There was a time when people went into the cinema with an open mind. They would allow filmmakers to seduce them into strange worlds where things don't happen according to dry logic. There was no need for superheroes, violence or visual porn (sex was okay, though). Stories could be raw and direct, the style was often brave and peculiar. It was a universe of wonder. In those days, Jim Jarmusch was hailed as a hero and Down By Law become one of his proudest children.
Jarmusch established his trademark cinema around the mid 80s as a counterpoint to the loud Hollywood emotions, with slow-building stories in stark black and white, but colored by powerful, über-cool soundtracks. Looking back, the constellation of talent in this movie is astonishing. In only his third feature , Jarmusch assembled John Lurie, Tom Waits, Ellen Barkin and indie camera wiz Robby Müller.
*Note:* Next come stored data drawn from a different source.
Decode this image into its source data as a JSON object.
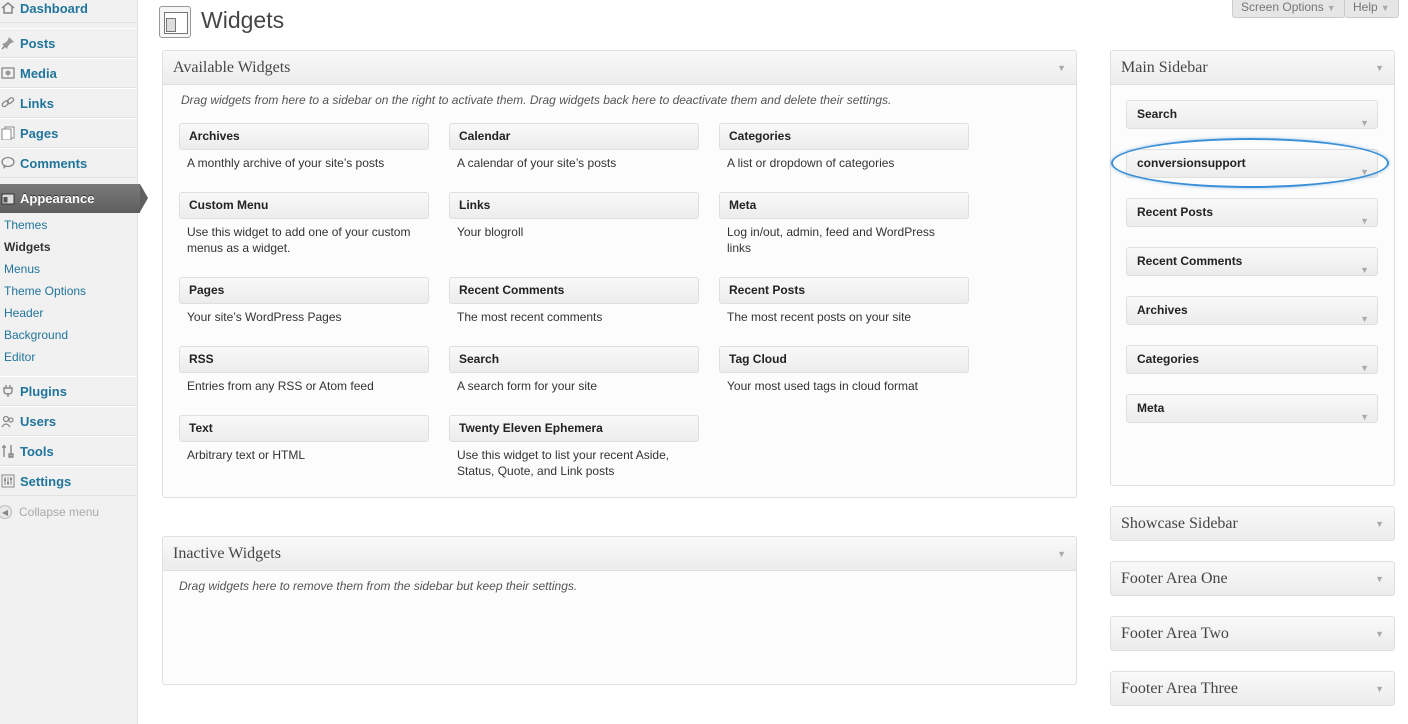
{
  "menu": {
    "dashboard": "Dashboard",
    "posts": "Posts",
    "media": "Media",
    "links": "Links",
    "pages": "Pages",
    "comments": "Comments",
    "appearance": "Appearance",
    "plugins": "Plugins",
    "users": "Users",
    "tools": "Tools",
    "settings": "Settings",
    "collapse": "Collapse menu",
    "submenu": [
      "Themes",
      "Widgets",
      "Menus",
      "Theme Options",
      "Header",
      "Background",
      "Editor"
    ]
  },
  "header": {
    "title": "Widgets",
    "screen_options": "Screen Options",
    "help": "Help"
  },
  "available": {
    "title": "Available Widgets",
    "description": "Drag widgets from here to a sidebar on the right to activate them. Drag widgets back here to deactivate them and delete their settings.",
    "widgets": [
      {
        "title": "Archives",
        "desc": "A monthly archive of your site’s posts"
      },
      {
        "title": "Calendar",
        "desc": "A calendar of your site’s posts"
      },
      {
        "title": "Categories",
        "desc": "A list or dropdown of categories"
      },
      {
        "title": "Custom Menu",
        "desc": "Use this widget to add one of your custom menus as a widget."
      },
      {
        "title": "Links",
        "desc": "Your blogroll"
      },
      {
        "title": "Meta",
        "desc": "Log in/out, admin, feed and WordPress links"
      },
      {
        "title": "Pages",
        "desc": "Your site’s WordPress Pages"
      },
      {
        "title": "Recent Comments",
        "desc": "The most recent comments"
      },
      {
        "title": "Recent Posts",
        "desc": "The most recent posts on your site"
      },
      {
        "title": "RSS",
        "desc": "Entries from any RSS or Atom feed"
      },
      {
        "title": "Search",
        "desc": "A search form for your site"
      },
      {
        "title": "Tag Cloud",
        "desc": "Your most used tags in cloud format"
      },
      {
        "title": "Text",
        "desc": "Arbitrary text or HTML"
      },
      {
        "title": "Twenty Eleven Ephemera",
        "desc": "Use this widget to list your recent Aside, Status, Quote, and Link posts"
      }
    ]
  },
  "inactive": {
    "title": "Inactive Widgets",
    "description": "Drag widgets here to remove them from the sidebar but keep their settings."
  },
  "main_sidebar": {
    "title": "Main Sidebar",
    "widgets": [
      "Search",
      "conversionsupport",
      "Recent Posts",
      "Recent Comments",
      "Archives",
      "Categories",
      "Meta"
    ]
  },
  "other_sidebars": [
    "Showcase Sidebar",
    "Footer Area One",
    "Footer Area Two",
    "Footer Area Three"
  ],
  "colors": {
    "link": "#21759b",
    "highlight": "#3b8fd6",
    "menu_current": "#6d6d6d"
  }
}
In the middle of this potent mix, he threw Roberto Benigni, the man who 20 years later would write, direct and star in what would for a long time remain the highest grossing foreign language movie of all time: Life Is Beautiful.
Perhaps style supersedes story with Jarmusch. Many of the scenes, even some of those out in the Louisana swamps, feel theatrical, and surely not the type of fast-moving, plot-heavy Mametian kind but rather more absurdist in the style of Beckett’s Waiting For Godot. The theatricality is offset by Müller’s gorgeous b/w imagery and the occasional strip of fine music. Lovers of jazz and fans of Tom Waits or The Lounge Lizards will find a rare treat in John Lurie’s sparse, cool soundtrack.
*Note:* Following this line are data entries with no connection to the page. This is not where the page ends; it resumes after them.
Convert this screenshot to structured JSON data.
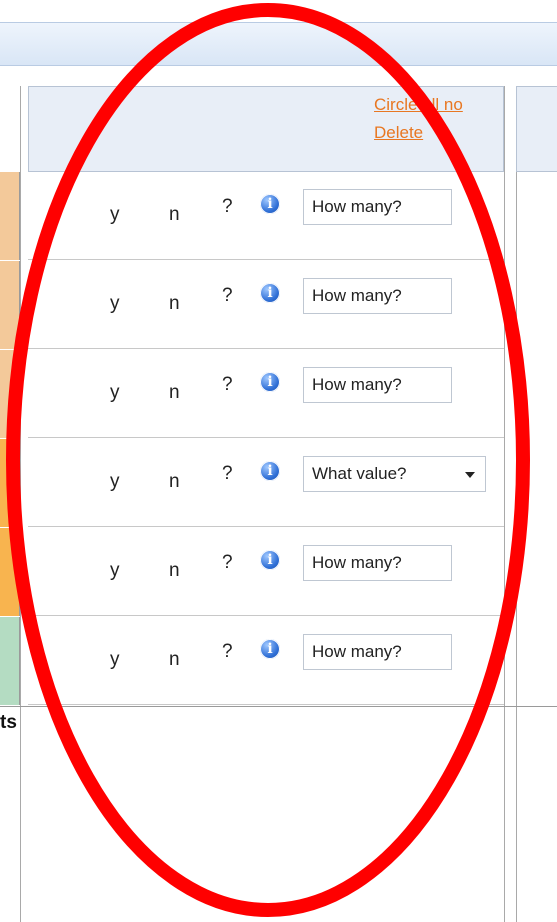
{
  "header": {
    "circle_all_no_label": "Circle all no",
    "delete_label": "Delete"
  },
  "rows": [
    {
      "y": "y",
      "n": "n",
      "q": "?",
      "info": "i",
      "field_type": "text",
      "field_value": "How many?",
      "swatch": "#f3c99a"
    },
    {
      "y": "y",
      "n": "n",
      "q": "?",
      "info": "i",
      "field_type": "text",
      "field_value": "How many?",
      "swatch": "#f3c99a"
    },
    {
      "y": "y",
      "n": "n",
      "q": "?",
      "info": "i",
      "field_type": "text",
      "field_value": "How many?",
      "swatch": "#f3c99a"
    },
    {
      "y": "y",
      "n": "n",
      "q": "?",
      "info": "i",
      "field_type": "select",
      "field_value": "What value?",
      "swatch": "#f8b44f"
    },
    {
      "y": "y",
      "n": "n",
      "q": "?",
      "info": "i",
      "field_type": "text",
      "field_value": "How many?",
      "swatch": "#f8b44f"
    },
    {
      "y": "y",
      "n": "n",
      "q": "?",
      "info": "i",
      "field_type": "text",
      "field_value": "How many?",
      "swatch": "#b4dcc2"
    }
  ],
  "footer_label": "ts",
  "annotation": {
    "color": "#ff0000"
  }
}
Summarized, Down by Law sounds like a prison break movie, yet it is much less and at the same time a lot more. The story is minimalist, about three men who - after the unlikeliest of events - end up together in a small prison cell. Rather than plotting their escape, they spend most of their time arguing. Not surprisingly, Benigni offers the lighter touch. Although the film is very much dialogue driven, we only learn about the men’s crimes at the mid point; and our scene follows immediately after.
The problem with many art house films is that they take themselves too seriously. Jarmusch’ films have never had this problem and my favorite scene in Down By Law is the best example of this. Like Benigni, my English was not the best back in 1986 and I shared Bob’s innocent wonder about the loopiness of the English phrase “I scream, you scream, we all scream for icecream”. Much like the movie, the scene builds slowly, gets more energy along the way, only to suddenly die out. But what I find most intriguing after all these years, is how the role of Benigni’s character in this small indie arthouse film is strikingly similar to the one that earned him all the Oscars and worldwide glamor twenty years later. His child-like innocence brings a spark of hope in what seems like a dead-end situation for those around him.